Klaudine hatte sich lächelnd über die Maschine gebeugt und drehte das Rädchen. Sie bemerkte das Verstummen Beates nicht, nicht den verwunderten, fast erschreckten Blick, den diese auf die Landstraße hinaus richtete. Barmherziger Gott, das waren ja die roten, goldbordierten Livreen des Hofes, die dort unter den Bäumen auftauchten!

»Du, Klaudine, ich bitte dich!« rief sie, »die Herrschaften! Wahrhaftig, sie fahren hier heran!«

Klaudine stützte sich plötzlich wie ohnmächtig auf die Lehne der Bank. Mit erschreckten Augen sah sie hinüber auf die Wagen, die eben hielten. Durch den Mittelweg stürzte Heinemann in Hemdsärmeln, bemüht, die Arbeitsschürze abzustreifen, vermutlich, um in die alte Livree zu fahren. Fräulein Lindenmeyers Fenster klirrten so hastig zu, wie noch nie, und Beate wendete sich zur Flucht. Da fiel ihr Blick auf Klaudine.

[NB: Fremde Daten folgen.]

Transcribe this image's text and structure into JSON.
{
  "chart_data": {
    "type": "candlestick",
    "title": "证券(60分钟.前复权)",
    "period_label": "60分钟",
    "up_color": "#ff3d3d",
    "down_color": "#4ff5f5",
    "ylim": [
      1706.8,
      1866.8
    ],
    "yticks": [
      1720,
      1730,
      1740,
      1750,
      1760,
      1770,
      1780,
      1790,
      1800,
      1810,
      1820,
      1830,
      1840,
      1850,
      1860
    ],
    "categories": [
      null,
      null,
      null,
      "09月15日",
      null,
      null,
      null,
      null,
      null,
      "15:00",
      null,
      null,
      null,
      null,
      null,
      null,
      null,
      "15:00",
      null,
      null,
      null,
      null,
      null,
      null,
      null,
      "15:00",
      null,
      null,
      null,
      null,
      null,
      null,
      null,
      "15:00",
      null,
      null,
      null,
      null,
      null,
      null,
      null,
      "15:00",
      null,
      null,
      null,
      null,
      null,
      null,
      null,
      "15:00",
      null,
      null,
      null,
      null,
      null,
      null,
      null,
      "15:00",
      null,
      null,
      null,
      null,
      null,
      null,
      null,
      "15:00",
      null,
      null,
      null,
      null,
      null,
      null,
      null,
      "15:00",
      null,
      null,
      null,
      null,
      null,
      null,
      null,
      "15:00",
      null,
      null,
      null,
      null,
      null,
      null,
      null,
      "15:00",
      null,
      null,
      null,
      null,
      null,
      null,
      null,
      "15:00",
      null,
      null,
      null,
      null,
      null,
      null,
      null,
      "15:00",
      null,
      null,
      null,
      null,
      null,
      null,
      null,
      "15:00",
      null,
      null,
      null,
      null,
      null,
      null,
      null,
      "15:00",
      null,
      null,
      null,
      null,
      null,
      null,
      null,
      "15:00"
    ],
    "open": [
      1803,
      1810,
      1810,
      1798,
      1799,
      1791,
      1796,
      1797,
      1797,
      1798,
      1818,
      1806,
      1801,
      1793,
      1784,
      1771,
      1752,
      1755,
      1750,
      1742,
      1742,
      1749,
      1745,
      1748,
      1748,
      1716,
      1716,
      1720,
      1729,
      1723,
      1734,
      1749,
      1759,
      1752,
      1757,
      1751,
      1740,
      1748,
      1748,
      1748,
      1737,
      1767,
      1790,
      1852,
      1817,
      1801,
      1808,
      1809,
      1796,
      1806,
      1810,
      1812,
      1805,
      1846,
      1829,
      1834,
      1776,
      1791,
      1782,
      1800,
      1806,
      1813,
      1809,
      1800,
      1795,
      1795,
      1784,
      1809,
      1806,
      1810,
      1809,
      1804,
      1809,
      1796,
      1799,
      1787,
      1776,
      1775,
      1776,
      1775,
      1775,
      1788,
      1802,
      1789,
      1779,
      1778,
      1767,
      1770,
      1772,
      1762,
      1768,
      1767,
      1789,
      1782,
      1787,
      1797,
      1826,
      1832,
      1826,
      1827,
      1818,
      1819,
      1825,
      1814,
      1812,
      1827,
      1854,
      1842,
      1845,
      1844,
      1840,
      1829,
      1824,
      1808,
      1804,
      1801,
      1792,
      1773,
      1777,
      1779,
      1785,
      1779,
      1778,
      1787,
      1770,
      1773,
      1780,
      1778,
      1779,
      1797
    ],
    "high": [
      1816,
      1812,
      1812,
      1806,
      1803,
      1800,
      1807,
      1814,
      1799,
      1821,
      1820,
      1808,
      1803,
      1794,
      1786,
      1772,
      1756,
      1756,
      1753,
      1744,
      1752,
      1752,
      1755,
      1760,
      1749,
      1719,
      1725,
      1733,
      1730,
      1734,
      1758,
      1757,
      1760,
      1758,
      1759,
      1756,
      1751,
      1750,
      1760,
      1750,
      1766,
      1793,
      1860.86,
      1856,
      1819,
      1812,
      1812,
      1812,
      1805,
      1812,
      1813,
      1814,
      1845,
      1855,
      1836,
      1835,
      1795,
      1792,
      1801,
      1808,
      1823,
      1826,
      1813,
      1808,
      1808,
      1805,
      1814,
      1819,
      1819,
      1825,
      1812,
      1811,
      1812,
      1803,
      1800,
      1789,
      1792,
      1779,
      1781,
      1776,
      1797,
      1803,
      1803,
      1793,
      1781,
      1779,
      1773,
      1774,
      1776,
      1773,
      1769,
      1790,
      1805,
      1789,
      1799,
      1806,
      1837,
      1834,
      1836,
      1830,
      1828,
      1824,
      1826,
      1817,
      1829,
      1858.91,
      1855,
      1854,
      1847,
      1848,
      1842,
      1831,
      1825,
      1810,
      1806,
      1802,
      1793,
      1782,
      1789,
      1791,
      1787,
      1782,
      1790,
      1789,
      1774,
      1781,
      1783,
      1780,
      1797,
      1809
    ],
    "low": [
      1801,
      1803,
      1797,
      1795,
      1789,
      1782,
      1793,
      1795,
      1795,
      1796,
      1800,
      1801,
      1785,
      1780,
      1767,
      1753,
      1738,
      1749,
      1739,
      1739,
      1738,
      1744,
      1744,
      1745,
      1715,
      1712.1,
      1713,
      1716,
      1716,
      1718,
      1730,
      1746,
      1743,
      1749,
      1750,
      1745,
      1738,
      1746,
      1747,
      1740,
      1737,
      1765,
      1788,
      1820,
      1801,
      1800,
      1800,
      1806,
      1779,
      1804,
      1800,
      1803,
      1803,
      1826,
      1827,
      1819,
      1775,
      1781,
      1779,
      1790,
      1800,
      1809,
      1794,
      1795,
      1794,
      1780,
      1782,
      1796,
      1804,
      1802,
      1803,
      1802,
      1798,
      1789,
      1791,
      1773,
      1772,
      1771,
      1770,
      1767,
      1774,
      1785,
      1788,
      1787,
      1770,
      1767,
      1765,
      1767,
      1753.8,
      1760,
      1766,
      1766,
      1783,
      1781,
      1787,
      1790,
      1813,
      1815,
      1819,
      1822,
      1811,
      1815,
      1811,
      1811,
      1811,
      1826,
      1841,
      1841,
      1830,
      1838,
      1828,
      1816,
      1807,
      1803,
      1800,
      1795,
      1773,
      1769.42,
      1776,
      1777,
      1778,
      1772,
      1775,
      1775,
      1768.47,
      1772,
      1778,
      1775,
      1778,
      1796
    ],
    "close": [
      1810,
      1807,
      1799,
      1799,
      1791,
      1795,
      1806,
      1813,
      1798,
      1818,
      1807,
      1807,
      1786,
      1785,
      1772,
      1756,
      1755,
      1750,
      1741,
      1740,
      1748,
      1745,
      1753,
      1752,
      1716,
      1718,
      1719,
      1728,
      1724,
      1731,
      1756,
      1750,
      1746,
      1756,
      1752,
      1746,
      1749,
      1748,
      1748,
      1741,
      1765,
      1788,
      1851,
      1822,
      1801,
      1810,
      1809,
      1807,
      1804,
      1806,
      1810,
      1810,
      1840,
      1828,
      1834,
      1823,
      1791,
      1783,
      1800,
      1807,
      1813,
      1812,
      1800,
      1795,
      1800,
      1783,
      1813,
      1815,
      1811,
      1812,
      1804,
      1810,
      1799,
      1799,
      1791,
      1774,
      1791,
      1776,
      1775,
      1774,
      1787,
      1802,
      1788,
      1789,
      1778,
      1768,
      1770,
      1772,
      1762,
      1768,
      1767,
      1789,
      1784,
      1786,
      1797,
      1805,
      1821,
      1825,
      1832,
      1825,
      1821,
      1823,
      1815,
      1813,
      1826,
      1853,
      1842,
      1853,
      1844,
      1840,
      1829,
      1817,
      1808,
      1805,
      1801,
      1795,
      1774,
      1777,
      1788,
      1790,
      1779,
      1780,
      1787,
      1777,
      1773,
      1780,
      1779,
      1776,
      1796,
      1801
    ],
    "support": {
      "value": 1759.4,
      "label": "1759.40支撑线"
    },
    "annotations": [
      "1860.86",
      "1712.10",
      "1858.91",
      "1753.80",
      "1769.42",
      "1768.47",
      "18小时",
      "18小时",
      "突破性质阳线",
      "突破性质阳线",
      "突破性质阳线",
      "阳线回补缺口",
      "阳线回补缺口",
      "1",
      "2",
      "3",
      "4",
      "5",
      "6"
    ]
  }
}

»Was hast du?« flüsterte sie und faßte das Mädchen an der Hand. »Komm, wir müssen ihnen entgegengehen.«

Aber schon hatte sich das schöne Mädchen aufgerichtet, sie eilte hinunter und schritt so sicher der Gartenpforte zu, als gehe sie bei einem glänzenden Hofball über das spiegelnde Parkett, als trüge sie statt des einfachen Kleides aus roher Seide und dem schwarzen Taftschürzchen die stolze Schleppe aus mattblauem Samt, in der sie noch vor kurzem alle Anwesenden bezaubert hatte. Beate folgte ihr mit bewundernden Augen. Wie unendlich graziös sank eben die herrliche Gestalt in tiefer Verbeugung zusammen, wie demütig neigte sie die schöne Stirn unter dem Kuß der Herzogin!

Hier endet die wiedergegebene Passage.